A sudden commotion overhead made him leap up. Two bodies came hurtling over the edge of the cleft some two hundred yards away, with trails of light glistening behind them. A torvak lashed out, missed, and its frustrated bellow made the water vibrate as the newcomers settled toward the bottom.
"Norus!" Xintel hissed in Barry's ear.
"They're not armed," Barry observed.
She turned on him peevishly. "But they're norus!"
Barry, not trained to hatred by a lifetime of strife with these outcasts, felt sorry for them as they crouched trembling and gasping from their flight. They eyed him furtively.
After the first few minutes, when it became evident the norus did not intend to break the unspoken truce imposed by mutual peril, the girl relaxed. Yet she did not turn her back to them.

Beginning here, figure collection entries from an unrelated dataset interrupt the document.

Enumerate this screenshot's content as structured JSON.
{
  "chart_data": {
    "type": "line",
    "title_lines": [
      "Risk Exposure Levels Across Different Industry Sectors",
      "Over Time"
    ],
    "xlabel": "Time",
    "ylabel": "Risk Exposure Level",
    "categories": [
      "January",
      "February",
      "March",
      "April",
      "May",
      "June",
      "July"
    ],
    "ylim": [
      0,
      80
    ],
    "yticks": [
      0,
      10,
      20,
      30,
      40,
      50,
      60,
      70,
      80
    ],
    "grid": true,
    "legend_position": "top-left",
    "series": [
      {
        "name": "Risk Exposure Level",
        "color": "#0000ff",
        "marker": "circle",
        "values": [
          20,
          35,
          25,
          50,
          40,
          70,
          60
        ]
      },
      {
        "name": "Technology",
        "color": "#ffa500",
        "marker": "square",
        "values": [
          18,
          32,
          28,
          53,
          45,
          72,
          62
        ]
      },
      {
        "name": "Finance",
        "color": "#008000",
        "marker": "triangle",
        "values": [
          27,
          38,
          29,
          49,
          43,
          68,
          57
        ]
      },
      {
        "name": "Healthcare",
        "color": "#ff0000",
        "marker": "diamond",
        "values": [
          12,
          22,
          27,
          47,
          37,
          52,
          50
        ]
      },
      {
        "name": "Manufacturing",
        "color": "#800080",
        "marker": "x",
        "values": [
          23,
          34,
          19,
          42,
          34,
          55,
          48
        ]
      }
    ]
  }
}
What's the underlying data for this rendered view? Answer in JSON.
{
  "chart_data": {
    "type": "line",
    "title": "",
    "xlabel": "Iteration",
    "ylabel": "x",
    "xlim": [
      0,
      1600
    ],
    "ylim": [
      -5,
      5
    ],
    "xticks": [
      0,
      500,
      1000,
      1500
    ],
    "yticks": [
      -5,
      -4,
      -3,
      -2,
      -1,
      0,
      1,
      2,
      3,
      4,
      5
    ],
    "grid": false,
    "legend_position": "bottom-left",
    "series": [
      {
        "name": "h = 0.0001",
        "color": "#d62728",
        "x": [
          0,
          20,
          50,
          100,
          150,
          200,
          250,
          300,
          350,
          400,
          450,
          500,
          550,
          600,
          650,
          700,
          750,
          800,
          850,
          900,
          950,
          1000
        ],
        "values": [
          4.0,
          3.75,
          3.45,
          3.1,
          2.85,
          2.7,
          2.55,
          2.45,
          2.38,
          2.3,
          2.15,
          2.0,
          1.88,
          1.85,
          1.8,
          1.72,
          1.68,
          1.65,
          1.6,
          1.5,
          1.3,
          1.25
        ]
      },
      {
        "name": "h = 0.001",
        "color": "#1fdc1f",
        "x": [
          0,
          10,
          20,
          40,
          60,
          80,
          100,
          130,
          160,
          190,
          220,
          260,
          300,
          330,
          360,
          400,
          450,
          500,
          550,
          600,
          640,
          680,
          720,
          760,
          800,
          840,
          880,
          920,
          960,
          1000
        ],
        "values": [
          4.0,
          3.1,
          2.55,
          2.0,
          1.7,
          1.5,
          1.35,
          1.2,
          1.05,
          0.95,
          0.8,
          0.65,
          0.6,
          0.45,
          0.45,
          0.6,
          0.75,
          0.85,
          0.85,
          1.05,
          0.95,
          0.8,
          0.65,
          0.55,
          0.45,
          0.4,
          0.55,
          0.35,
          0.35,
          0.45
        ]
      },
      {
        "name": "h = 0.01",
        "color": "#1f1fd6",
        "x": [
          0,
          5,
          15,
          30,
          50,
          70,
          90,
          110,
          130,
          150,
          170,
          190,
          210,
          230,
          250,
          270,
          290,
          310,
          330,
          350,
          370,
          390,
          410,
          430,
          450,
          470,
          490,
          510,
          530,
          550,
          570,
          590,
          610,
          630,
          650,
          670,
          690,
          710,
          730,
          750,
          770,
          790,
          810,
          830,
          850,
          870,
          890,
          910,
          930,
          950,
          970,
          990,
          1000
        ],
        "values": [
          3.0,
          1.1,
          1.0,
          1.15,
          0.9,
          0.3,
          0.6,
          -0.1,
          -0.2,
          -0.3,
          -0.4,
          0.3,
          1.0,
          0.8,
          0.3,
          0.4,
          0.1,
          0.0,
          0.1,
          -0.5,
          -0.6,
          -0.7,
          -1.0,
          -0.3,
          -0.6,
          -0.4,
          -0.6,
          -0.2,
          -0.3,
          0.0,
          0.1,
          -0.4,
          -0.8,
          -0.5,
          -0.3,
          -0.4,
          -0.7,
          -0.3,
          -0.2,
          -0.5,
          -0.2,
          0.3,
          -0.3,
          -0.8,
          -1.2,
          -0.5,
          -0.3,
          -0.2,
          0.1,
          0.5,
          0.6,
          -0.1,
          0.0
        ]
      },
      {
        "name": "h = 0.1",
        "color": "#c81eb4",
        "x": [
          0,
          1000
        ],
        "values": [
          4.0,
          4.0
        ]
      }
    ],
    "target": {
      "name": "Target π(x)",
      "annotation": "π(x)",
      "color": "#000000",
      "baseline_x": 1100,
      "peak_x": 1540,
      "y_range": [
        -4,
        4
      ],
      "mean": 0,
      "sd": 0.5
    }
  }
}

For a long while she and Barry sat in silence. There was nothing to say, nothing worth saying in their hopeless situation. The norus watched stolidly, their eyes flicking occasionally between the pair from Tana and the monsters circling overhead.
Then in a quick move that startled Barry the girl stood up, unfastened her skirt, stepped out of the garment. She seemed entirely unaware of her nakedness.
"Fan your hands back and forth," she requested. "Make light."
Barry complied, swirling the water to brightness. The norus watched uneasily, staring hard at the girl. But Xintel was absorbed in inspecting the fabric of her skirt, going over it inch by inch. A couple of times she held it to her nose, but each time shook her head.